Chapter 15, Problem 21P

(a)

To determine

The work done by the gas if it follows a constant pressure path $AE$, and constant temperature path $ED$.

Answer to Problem 21P

The work done by the gas is $\underset{\_}{-1.93\text{kJ}}$.

Explanation of Solution

Write the expression for work done at constant pressure $AE$.

$W=-P\Delta V_{\text{i}}$ (I)

Here, $W$ is the work done, $P$ is the pressure, $\Delta V$ is the change in volume.

Write the expression for work done at constant temperature $ED$.

$W=nRT\ln \frac{V_{\text{E}}}{V_{\text{D}}}$ (II)

Here, $n$ is the number of moles, $R$ is the universal gas constant, $T$ is the temperature, $V_{\text{E}}$ is the volume at E, and $V_D$ is the volume at $D$.

Write the expression for work done for a combined constant pressure and temperature process.

$W_{\text{total}}=-P\Delta V+nRT\ln \frac{V_{\text{E}}}{V_{\text{D}}}$ (III)

Write the ideal gas equation to obtain an expression for $T$.

$\begin{array}{c}{P}_{\text{E}}{V}_{\text{E}}=nRT\\ T=\frac{P_{\text{E}}{V}_{\text{E}}}{nR}\end{array}$ (IV)

Substitute equation (IV) in (III).

$W_{\text{total}}=-P\Delta V+nR\left(\frac{P_{\text{E}}{V}_{\text{E}}}{nR}\right)\ln \frac{V_{\text{E}}}{V_{\text{D}}}$ (V)

Conclusion:

Substitute $2.0\text{atm}$ for $P$, $\left(8.0\text{L-4}\text{.0}\text{L}\right)$ for $\Delta V$, $8.0\text{L}$ for $V_{\text{E}}$, $16.0\text{L}$ for $V_D$, in equation (V).

$\begin{array}{c}{W}_{\text{total}}=\left[-\left(2.0\text{atm}\right)\left(\left(8.0\text{L-4}\text{.0}\text{L}\right)\right)+\left(2.0\text{atm}\times 8.0\text{L}\right)\ln \frac{8.0\text{L}}{16.0\text{L}}\right]\left(1.013\times {10}^5\text{Pa/atm}\right)\left({10}^{-3}{\text{m}}^3/\text{L}\right)\\ =-1.933\text{kJ}\end{array}$

Therefore, the work done by the gas is $\underset{\_}{-1.93\text{kJ}}$.

(b)

To determine

The total change in internal energy during entire process and total heat flow into the gas.

Answer to Problem 21P

The total change in internal energy during entire process $\underset{\_}{1.22\text{kJ}}$, and total heat flow into the gas is $\underset{\_}{3.15\text{kJ}}$.

Explanation of Solution

Write the expression for the internal energy change at constant temperature.

$\Delta U=0$ (VI)

Write the expression for the internal energy change at constant pressure.
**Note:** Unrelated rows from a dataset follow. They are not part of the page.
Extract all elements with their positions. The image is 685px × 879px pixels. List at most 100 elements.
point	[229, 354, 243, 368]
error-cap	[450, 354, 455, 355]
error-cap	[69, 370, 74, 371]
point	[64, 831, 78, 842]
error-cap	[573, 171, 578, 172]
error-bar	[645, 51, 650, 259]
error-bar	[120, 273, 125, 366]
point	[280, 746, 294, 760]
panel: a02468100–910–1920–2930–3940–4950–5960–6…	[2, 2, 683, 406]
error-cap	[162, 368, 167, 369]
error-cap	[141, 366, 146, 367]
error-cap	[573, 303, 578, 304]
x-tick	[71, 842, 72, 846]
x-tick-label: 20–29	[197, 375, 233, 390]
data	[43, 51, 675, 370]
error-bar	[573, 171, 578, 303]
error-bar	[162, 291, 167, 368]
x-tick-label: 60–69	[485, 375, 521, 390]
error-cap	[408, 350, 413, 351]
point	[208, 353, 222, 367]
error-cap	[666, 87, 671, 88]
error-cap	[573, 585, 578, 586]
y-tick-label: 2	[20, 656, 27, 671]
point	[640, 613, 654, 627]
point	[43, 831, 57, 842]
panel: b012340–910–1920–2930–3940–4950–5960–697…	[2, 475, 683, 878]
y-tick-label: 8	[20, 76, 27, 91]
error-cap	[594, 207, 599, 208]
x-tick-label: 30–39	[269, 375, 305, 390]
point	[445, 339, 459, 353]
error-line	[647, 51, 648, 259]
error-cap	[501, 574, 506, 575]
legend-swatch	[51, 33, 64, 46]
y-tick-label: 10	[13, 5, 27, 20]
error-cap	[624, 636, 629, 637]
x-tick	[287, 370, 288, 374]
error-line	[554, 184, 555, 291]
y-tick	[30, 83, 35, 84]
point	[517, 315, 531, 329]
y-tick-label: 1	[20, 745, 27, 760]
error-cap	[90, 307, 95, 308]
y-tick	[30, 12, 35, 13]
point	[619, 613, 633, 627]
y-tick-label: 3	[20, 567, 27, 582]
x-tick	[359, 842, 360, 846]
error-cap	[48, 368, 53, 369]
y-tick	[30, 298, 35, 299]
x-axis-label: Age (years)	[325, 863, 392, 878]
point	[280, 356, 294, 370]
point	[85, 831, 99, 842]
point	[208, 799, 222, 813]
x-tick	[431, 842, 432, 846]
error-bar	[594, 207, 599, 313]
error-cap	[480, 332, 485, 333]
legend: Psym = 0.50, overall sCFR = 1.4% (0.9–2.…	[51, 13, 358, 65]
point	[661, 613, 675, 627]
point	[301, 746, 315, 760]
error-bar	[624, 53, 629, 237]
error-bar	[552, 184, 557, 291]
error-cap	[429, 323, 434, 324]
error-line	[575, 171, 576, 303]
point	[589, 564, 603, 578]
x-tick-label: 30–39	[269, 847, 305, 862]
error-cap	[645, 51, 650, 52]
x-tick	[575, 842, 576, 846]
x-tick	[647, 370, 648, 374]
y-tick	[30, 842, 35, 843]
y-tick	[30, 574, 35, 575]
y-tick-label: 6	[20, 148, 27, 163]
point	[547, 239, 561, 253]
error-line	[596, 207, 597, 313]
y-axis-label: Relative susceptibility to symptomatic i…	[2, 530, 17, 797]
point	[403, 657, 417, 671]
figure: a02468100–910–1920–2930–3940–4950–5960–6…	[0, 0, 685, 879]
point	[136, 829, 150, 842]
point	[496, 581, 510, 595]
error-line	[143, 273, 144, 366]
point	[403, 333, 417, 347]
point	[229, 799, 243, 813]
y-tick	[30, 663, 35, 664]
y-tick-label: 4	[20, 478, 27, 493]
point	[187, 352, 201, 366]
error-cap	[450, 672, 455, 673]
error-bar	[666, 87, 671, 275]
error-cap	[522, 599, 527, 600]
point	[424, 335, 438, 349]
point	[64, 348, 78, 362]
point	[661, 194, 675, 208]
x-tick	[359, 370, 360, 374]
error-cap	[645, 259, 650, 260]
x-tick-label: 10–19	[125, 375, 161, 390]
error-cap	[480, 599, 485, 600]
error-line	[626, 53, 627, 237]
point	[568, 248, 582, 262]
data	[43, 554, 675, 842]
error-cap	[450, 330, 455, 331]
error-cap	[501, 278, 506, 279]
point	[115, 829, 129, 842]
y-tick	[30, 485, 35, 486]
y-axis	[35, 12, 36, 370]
$\begin{array}{c}\Delta U=n{C}_V\Delta T\\ =\frac{3}{2}nR\Delta T\end{array}$ . (VII)

Here, $C_V$ is the heat capacity at constant volume, and $\Delta T$ is the change in temperature, and $R$ is the universal gas constant.

Write the expression for $\Delta T$ according to equation (VI).

$\begin{array}{c}P\Delta V_{\text{i}}=nR\Delta T\\ \Delta T=\frac{P\Delta V_{\text{i}}}{nR}\end{array}$ (VIII)

Substitute equation (VIII) in (VII).

$\Delta U=\frac{3}{2}nR\left(\frac{P\Delta V_{\text{i}}}{nR}\right)$ . (IX)

Write the expression for the first law of thermodynamics.

$Q=\Delta U-W$ (X)

Conclusion:

Substitute $2.0\text{atm}$ for $P$, $\left(8.0\text{L-4}\text{.0}\text{L}\right)$ for $\Delta V$ in equation (IX).

$\begin{array}{c}\Delta U=\left[\frac{3}{2}\left(2.0\text{atm}\times \left(8.0\text{L-4}\text{.0}\text{L}\right)\right)\right]\left(1.013\times {10}^{-5}\text{Pa/atm}\times {\text{10}}^{-3}{\text{m}}^3/\text{L}\right)\\ =1.22\text{kJ}\end{array}$

Substitute $1.22\text{kJ}$ for $\Delta U$, $-1.933\text{kJ}$ for $W$ in equation (X).

$\begin{array}{c}Q=1.22\text{kJ}-\left(-1.933\text{kJ}\right)\\ =3.15\text{kJ}\end{array}$

Therefore, the total change in internal energy during entire process $\underset{\_}{1.22\text{kJ}}$, and total heat flow into the gas is $\underset{\_}{3.15\text{kJ}}$.